Diatonicity and Chromaticism in Transylvanian Church Music of the Byzantine Tradition

Byzantine musical culture has undergone changes with the passage of time, which affected its character and style. One side of this evolution and change has had an impact upon the chromatic modes of Byzantine music. Several byzantinologists, such as I. D. Petrescu, Titus Moisescu, Gr. Pantiru, O. L. Cosma after having made studies and investigations in the history of Byzantine music reached the conclusion that the chromatic mode was not part of the modal structures of Byzantine echoi, but the result of certain Eastern influences, manifesting particularly after 1453, the year when the Byzantine Empire fell under Turkish rule. The chromatic mode developed and penetrated church music also as a consequence of the musical reform, made by Chrysanthus of Madith in 1814 at Constantinople.

Another group of byzantinologists led by Gh.

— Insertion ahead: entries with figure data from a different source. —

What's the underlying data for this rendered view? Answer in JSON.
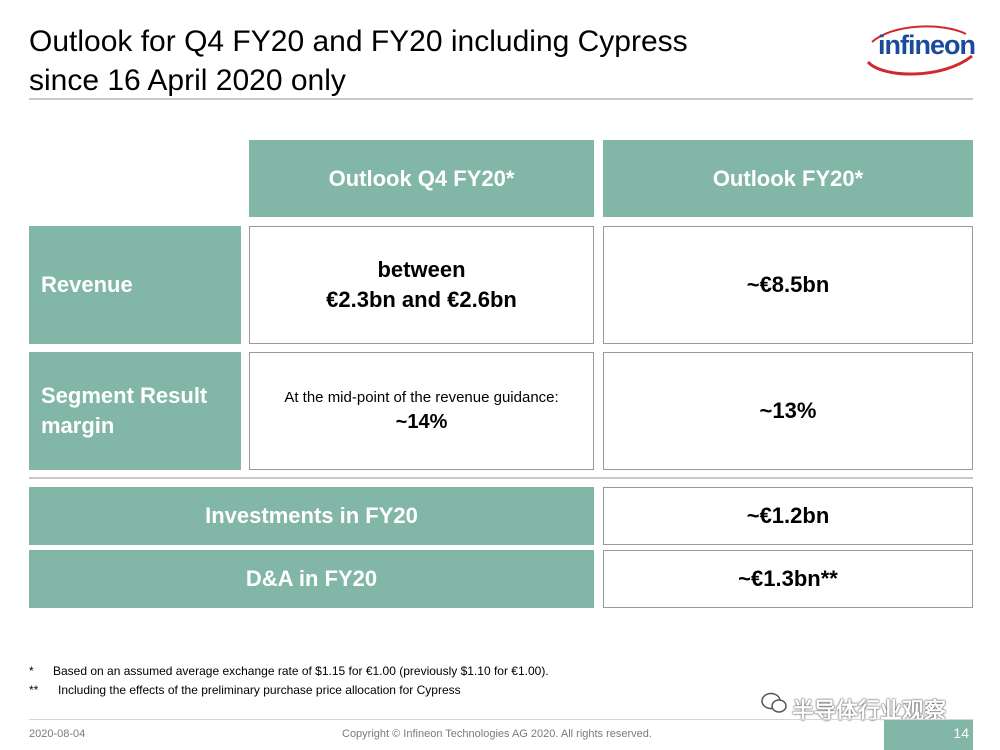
{
  "slide": {
    "title_line1": "Outlook for Q4 FY20 and FY20 including Cypress",
    "title_line2": "since 16 April 2020 only",
    "logo_text": "infineon"
  },
  "table": {
    "headers": [
      "Outlook Q4 FY20*",
      "Outlook FY20*"
    ],
    "revenue": {
      "label": "Revenue",
      "q4_line1": "between",
      "q4_line2": "€2.3bn and €2.6bn",
      "fy": "~€8.5bn"
    },
    "segment": {
      "label_line1": "Segment Result",
      "label_line2": "margin",
      "q4_note": "At the mid-point of the revenue guidance:",
      "q4_value": "~14%",
      "fy": "~13%"
    },
    "investments": {
      "label": "Investments in FY20",
      "value": "~€1.2bn"
    },
    "da": {
      "label": "D&A in FY20",
      "value": "~€1.3bn**"
    }
  },
  "footnotes": [
    {
      "mark": "*",
      "text": "Based on an assumed average exchange rate of $1.15 for €1.00 (previously $1.10 for €1.00)."
    },
    {
      "mark": "**",
      "text": "Including the effects of the preliminary purchase price allocation for Cypress"
    }
  ],
  "footer": {
    "date": "2020-08-04",
    "copyright": "Copyright © Infineon Technologies AG 2020. All rights reserved.",
    "page": "14",
    "watermark": "半导体行业观察"
  },
  "colors": {
    "accent": "#82b7a8",
    "logo_blue": "#1a4a9a",
    "logo_red": "#d0282e"
  }
}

Ciobanu consider that chromatic modes have been a constitutive part of the modal structures of the Byzantine music from the very beginning.

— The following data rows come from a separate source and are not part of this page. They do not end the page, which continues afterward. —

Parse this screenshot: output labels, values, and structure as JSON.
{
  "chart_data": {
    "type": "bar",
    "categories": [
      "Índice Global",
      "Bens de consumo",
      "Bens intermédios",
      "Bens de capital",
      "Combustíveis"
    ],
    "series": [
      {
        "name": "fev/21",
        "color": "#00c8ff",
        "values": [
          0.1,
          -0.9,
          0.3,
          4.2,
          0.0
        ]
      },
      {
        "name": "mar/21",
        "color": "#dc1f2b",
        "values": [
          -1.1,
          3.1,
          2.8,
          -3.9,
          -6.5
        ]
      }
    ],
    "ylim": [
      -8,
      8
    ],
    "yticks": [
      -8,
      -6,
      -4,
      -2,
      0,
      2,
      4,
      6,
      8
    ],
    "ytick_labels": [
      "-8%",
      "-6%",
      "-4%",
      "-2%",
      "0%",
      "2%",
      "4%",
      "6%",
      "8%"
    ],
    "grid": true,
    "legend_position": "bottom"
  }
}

In Transylvania, the second mode and its derivative, the sixth mode, exhibit several melodic variants, both diatonical and chromatical, which prove that in this part of the country church music developed in close connection with the church music of Byzantine origin which existed in the other Romanian lands, but also prove that this mode has some characteristics and specific features belonging to those Transylvanian variants mentioned for the first time by father Dimitrie Cuntanu at Sibiu in 1890 and by father and composer Celestin Cherebetiu at Blaj in 1930.